Lamido Sanusi, governor of the Central Bank of Nigeria, who has backed the subsidy removal, told Reuters the strike was costing the economy more than $600m (PS391m) a day.
"We want to make sure that [on] Saturday and Sunday people - we - relax and get energised," the NLC head told a rally in Abuja.
If the government does not reverse its decision to the cut the subsidy over the weekend, the strike would resume, he warned.
"We are going to come out on Monday very strong. It is going to be the mother of all crowds."
Michelle Chen reports at In These Times:
The oil workers have threatened to shut down production, but suspended actions over the weekend in anticipation of talks with officials. Earlier this week the Petroleum and Natural Gas Senior Staff Association of Nigeria (PENGASSAN) announced a "red alert, in preparation for total production shutdown." [...]
...the removal of the subsidy has ripped a tight band-aid off a much larger wound--the problems of governance and economic imbalance that have bled Nigerians dry over the years. The irony of Nigeria being an oil-rich and yet impoverished nation aligns with the twisted logic of global capitalism. Nigeria exports masses of crude for global consumption, but it lacks the refinery capacity to support a self-sufficient energy economy.
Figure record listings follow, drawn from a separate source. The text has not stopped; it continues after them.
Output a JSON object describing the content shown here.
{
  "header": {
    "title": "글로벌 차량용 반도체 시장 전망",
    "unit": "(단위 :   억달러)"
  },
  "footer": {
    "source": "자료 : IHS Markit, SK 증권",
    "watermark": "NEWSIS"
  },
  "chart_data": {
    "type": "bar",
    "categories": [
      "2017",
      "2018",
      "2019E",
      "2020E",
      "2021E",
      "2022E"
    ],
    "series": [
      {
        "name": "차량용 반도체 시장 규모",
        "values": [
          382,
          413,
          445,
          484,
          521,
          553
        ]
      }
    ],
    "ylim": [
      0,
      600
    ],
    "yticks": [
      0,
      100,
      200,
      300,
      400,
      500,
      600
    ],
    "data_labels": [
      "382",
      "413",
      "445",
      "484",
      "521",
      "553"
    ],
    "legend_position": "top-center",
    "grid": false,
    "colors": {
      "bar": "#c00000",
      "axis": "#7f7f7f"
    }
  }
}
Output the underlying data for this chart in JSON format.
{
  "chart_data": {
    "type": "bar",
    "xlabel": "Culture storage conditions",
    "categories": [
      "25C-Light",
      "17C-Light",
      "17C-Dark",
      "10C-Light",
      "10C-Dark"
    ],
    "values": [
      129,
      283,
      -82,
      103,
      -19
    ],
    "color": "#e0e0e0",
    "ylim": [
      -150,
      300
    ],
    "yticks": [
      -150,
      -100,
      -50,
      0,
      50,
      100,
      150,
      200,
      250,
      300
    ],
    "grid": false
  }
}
...many Nigerians wonder why they've yielded so little of the oil wealth that multinationals like Royal Dutch Shell have been hording with abandon. In fact, the dilemma of the fuel subsidy is driven by more than the market's invisible hand.
In an analysis of a 2009 Wikileaks cable, SR reports on "official manipulation that may have cost Nigeria billions of dollars" because "international fuel traders... overcharged the Nigerian National Petroleum Corporation (NNPC) by over $300 million." The document seems to confirm that, thanks to "sweetheart deals" threaded through huge loopholes, "the principal problem in the country is corruption and lack of transparency which will swallow whatever is saved from withdrawing the subsidy."
Nigeria, by the way, is a major supplier of the oil to the U.S. So it shouldn't surprise Americans that they haven't seen many news headlines about rebel groups sabotaging oil pipelines in recent years, or the many Nigerians killed or the communities ruined by oil spills. Even now, Washington's main concern will likely be confined to oil price spikes due to fears of market "disruption" from Nigeria while the crisis with Iran escalates.
Nonetheless, restoring fuel subsidies wouldn't remedy Nigerian society's fundamental inequities. A Brookings Institute report notes that since wealthy people consume more fuel per capita, "it is the rich not the poor who disproportionally benefit from Nigeria's fuel subsidy," and it is financially unsustainable in the long term.
Al-Jazeera reports on the potential affects of halting Nigerian oil production:
"A shutdown of oil production in Nigeria means a potential loss of at least three per cent of global oil production," said Kayode Tinouye, an analyst with Lagos-based Afrinvest.
OPEC member Nigeria produces more than two million barrels per day and is a key supplier of crude to the US and European Union.